By Sarah Berger
2 Aug 2008
One day, in second grade, during a period of silent reading, one child's voice cut through the stillness: "It's snowing!" My usually-controllable classmates ran outside in a frenzy; most of us never had seen snow before. Most of the students, faculty, and staff were outside, enjoying the almost God-sent sight. We were disappointed, however, when the ice crystals failed to stick to the ground. We were more disappointed when, after less than two minutes, the ice crystals stopped falling from the sky. Teachers ushered their long-faced students back into the building, and we tried to pick up where we left off, but how could we focus when something as rare—not to mention mystical—as snow was given to us but taken away so quickly?
I live in a region of South Texas whose record highs during the winter months have climbed into the triple digits and whose average lows rarely fall beneath 45 degrees Fahrenheit. Imagine my surprise, then, when my older brother woke me up not long before the clock would strike midnight, welcoming Christmas Day, 2004. I'll never forget his words. "Sarah, wake up. Get up. It's snowing." Naturally, I thought that he was joking, but his insistence was a force to be reckoned with. I slipped on my tennis shoes, zipped up my jacket, grabbed my camera, and followed him out the front door. And it was snowing. Never in my life had I seen snow (as in white clumps, not the clear crystals that cascaded from the heavens only to vanish into the pavement during my brief brush with ice back in second grade) fall right in front of my face and then actually pile onto a surface. I was dumbstruck. I quickly regained my focus and started snapping in the dark. When I finally was satisfied that I'd captured enough of my first snowy midnight—or maybe I was too tired to continue (it's been such a long time since then for me to remember exactly)—I crawled into bed, dreaming of a white Christmas.

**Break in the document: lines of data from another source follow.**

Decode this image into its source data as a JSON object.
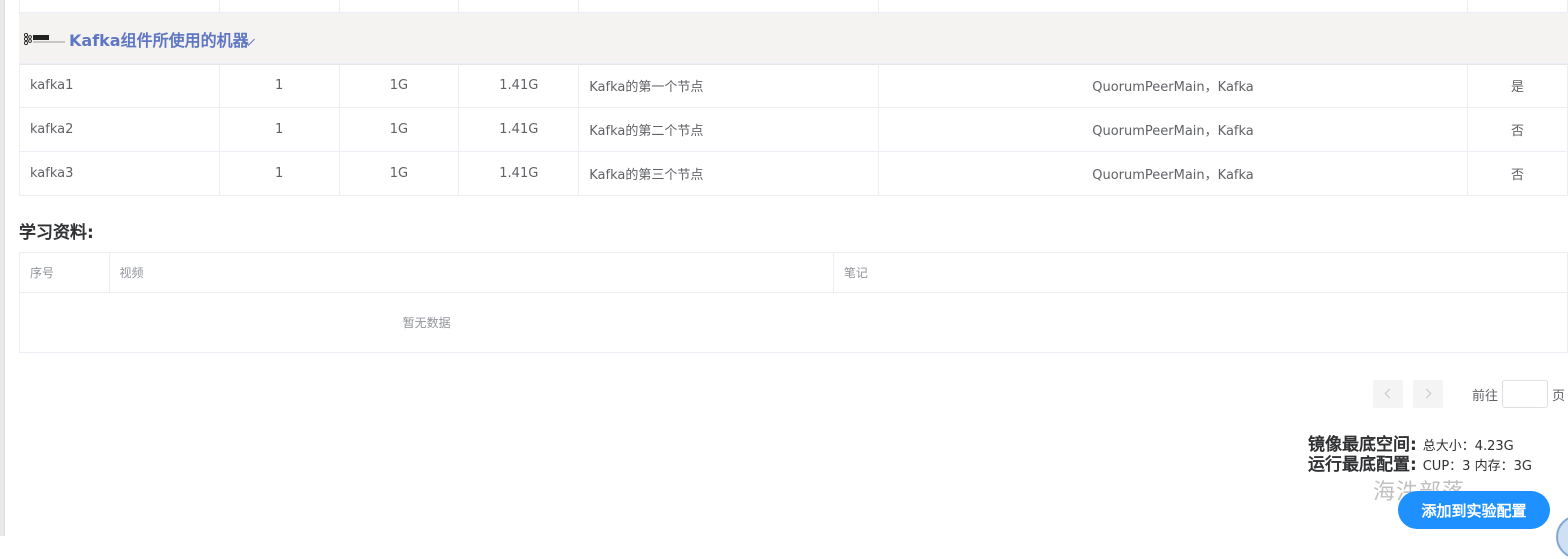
{
  "group": {
    "title": "Kafka组件所使用的机器"
  },
  "machines": [
    {
      "name": "kafka1",
      "cpu": "1",
      "mem": "1G",
      "disk": "1.41G",
      "desc": "Kafka的第一个节点",
      "services": "QuorumPeerMain，Kafka",
      "master": "是"
    },
    {
      "name": "kafka2",
      "cpu": "1",
      "mem": "1G",
      "disk": "1.41G",
      "desc": "Kafka的第二个节点",
      "services": "QuorumPeerMain，Kafka",
      "master": "否"
    },
    {
      "name": "kafka3",
      "cpu": "1",
      "mem": "1G",
      "disk": "1.41G",
      "desc": "Kafka的第三个节点",
      "services": "QuorumPeerMain，Kafka",
      "master": "否"
    }
  ],
  "study": {
    "title": "学习资料:",
    "columns": [
      "序号",
      "视频",
      "笔记"
    ],
    "empty_text": "暂无数据"
  },
  "pagination": {
    "goto_label": "前往",
    "goto_value": "",
    "suffix": "页"
  },
  "requirements": {
    "image_label": "镜像最底空间:",
    "image_value": "总大小：4.23G",
    "run_label": "运行最底配置:",
    "run_value": "CUP：3 内存：3G"
  },
  "watermark": "海汼部落",
  "add_button": "添加到实验配置",
  "colors": {
    "accent": "#1e90ff",
    "group_title": "#5f77c3",
    "group_bg": "#f5f3f2"
  }
}
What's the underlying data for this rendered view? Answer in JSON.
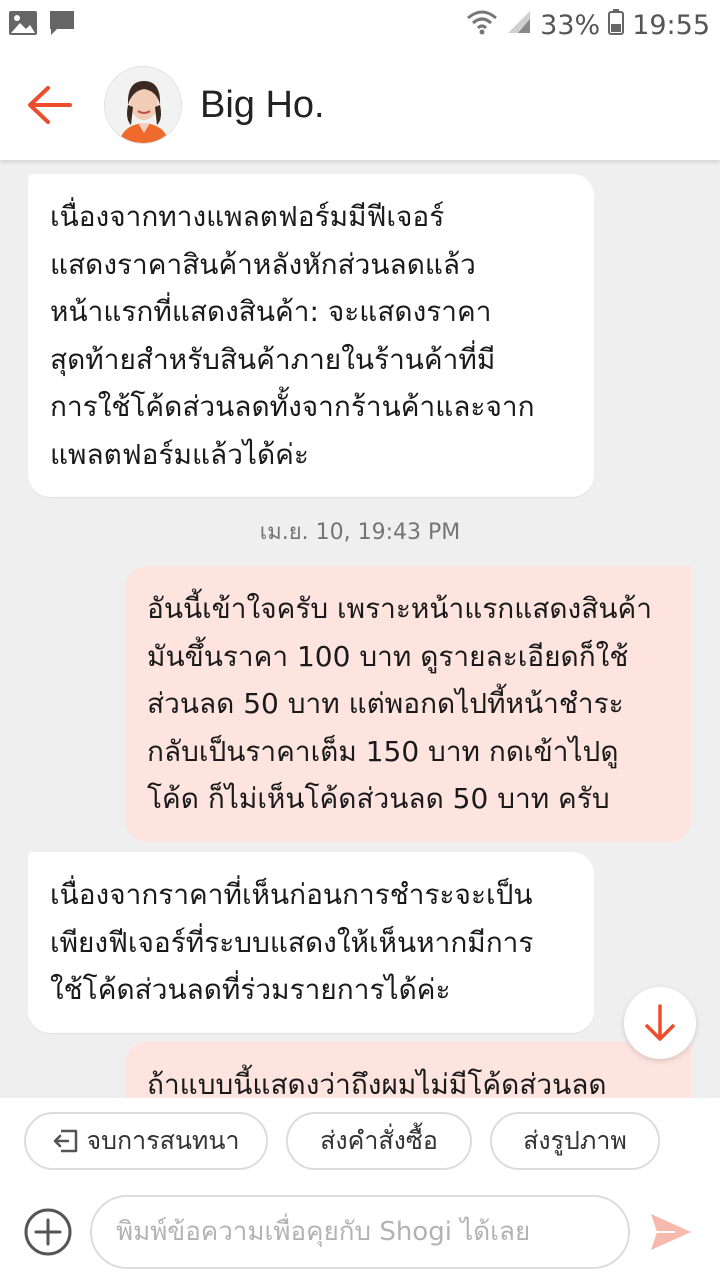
{
  "status_bar": {
    "battery": "33%",
    "time": "19:55"
  },
  "header": {
    "title": "Big Ho."
  },
  "messages": [
    {
      "direction": "in",
      "lines": [
        "เนื่องจากทางแพลตฟอร์มมีฟีเจอร์",
        "แสดงราคาสินค้าหลังหักส่วนลดแล้ว",
        "หน้าแรกที่แสดงสินค้า: จะแสดงราคา",
        "สุดท้ายสำหรับสินค้าภายในร้านค้าที่มี",
        "การใช้โค้ดส่วนลดทั้งจากร้านค้าและจาก",
        "แพลตฟอร์มแล้วได้ค่ะ"
      ]
    },
    {
      "direction": "out",
      "lines": [
        "อันนี้เข้าใจครับ เพราะหน้าแรกแสดงสินค้า",
        "มันขึ้นราคา 100 บาท ดูรายละเอียดก็ใช้",
        "ส่วนลด 50 บาท แต่พอกดไปที้หน้าชำระ",
        "กลับเป็นราคาเต็ม 150 บาท กดเข้าไปดู",
        "โค้ด ก็ไม่เห็นโค้ดส่วนลด 50 บาท ครับ"
      ]
    },
    {
      "direction": "in",
      "lines": [
        "เนื่องจากราคาที่เห็นก่อนการชำระจะเป็น",
        "เพียงฟีเจอร์ที่ระบบแสดงให้เห็นหากมีการ",
        "ใช้โค้ดส่วนลดที่ร่วมรายการได้ค่ะ"
      ]
    },
    {
      "direction": "out",
      "lines": [
        "ถ้าแบบนี้แสดงว่าถึงผมไม่มีโค้ดส่วนลด"
      ]
    }
  ],
  "timestamp": "เม.ย. 10, 19:43 PM",
  "quick_actions": {
    "end_chat": "จบการสนทนา",
    "send_order": "ส่งคำสั่งซื้อ",
    "send_photo": "ส่งรูปภาพ"
  },
  "composer": {
    "placeholder": "พิมพ์ข้อความเพื่อคุยกับ Shogi ได้เลย"
  },
  "colors": {
    "accent": "#ee4d2d",
    "outgoing_bubble": "#fde4df",
    "incoming_bubble": "#ffffff",
    "background": "#efefef",
    "send_disabled": "#f7b9ad"
  }
}
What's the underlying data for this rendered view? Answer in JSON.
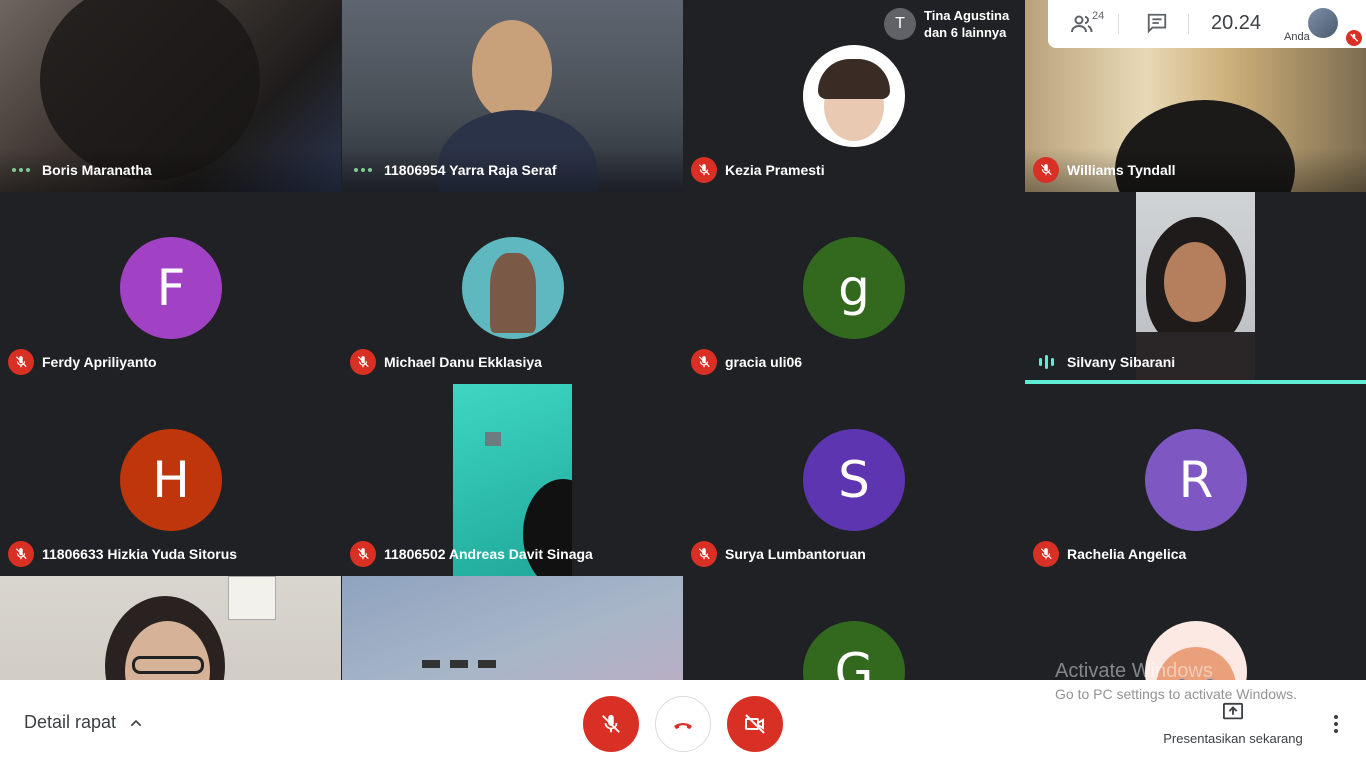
{
  "participants": [
    {
      "name": "Boris Maranatha",
      "status": "dots"
    },
    {
      "name": "11806954 Yarra Raja Seraf",
      "status": "dots"
    },
    {
      "name": "Kezia Pramesti",
      "status": "muted"
    },
    {
      "name": "Williams Tyndall",
      "status": "muted"
    },
    {
      "name": "Ferdy Apriliyanto",
      "status": "muted",
      "initial": "F",
      "color": "#a142c4"
    },
    {
      "name": "Michael Danu Ekklasiya",
      "status": "muted"
    },
    {
      "name": "gracia uli06",
      "status": "muted",
      "initial": "g",
      "color": "#33691e"
    },
    {
      "name": "Silvany Sibarani",
      "status": "speaking"
    },
    {
      "name": "11806633 Hizkia Yuda Sitorus",
      "status": "muted",
      "initial": "H",
      "color": "#bf360c"
    },
    {
      "name": "11806502 Andreas Davit Sinaga",
      "status": "muted"
    },
    {
      "name": "Surya Lumbantoruan",
      "status": "muted",
      "initial": "S",
      "color": "#5e35b1"
    },
    {
      "name": "Rachelia Angelica",
      "status": "muted",
      "initial": "R",
      "color": "#7e57c2"
    },
    {
      "initial": "G",
      "color": "#33691e"
    }
  ],
  "top_card": {
    "initial": "T",
    "line1": "Tina Agustina",
    "line2": "dan 6 lainnya"
  },
  "top_panel": {
    "people_count": "24",
    "time": "20.24",
    "self_label": "Anda"
  },
  "bottom_bar": {
    "meeting_details": "Detail rapat",
    "present_now": "Presentasikan sekarang"
  },
  "watermark": {
    "line1": "Activate Windows",
    "line2": "Go to PC settings to activate Windows."
  },
  "colors": {
    "muted": "#d93025",
    "speaking": "#5eecd2",
    "dots": "#81c995"
  }
}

The next morning, I woke up early to see the snow while the sun was shining in my Texas sky rather than on the other side of the world, tucked away beneath the horizon. I slipped on my tennis shoes, zipped up my jacket, grabbed my camera, and walked out the back door. While I was asleep, the snow had stopped falling, but it left a clean blanket of varying thickness: patchy clumps in one place, deep enough to conceal my foot up to the top of my platform tennies in another. At 9:01 AM on December 25, 2004, the temperature was 28 degrees Fahrenheit, the lowest temperature that I have ever seen, in person, on a thermostat. For the first time since 1895, Mission had a white Christmas. It hasn't snowed since.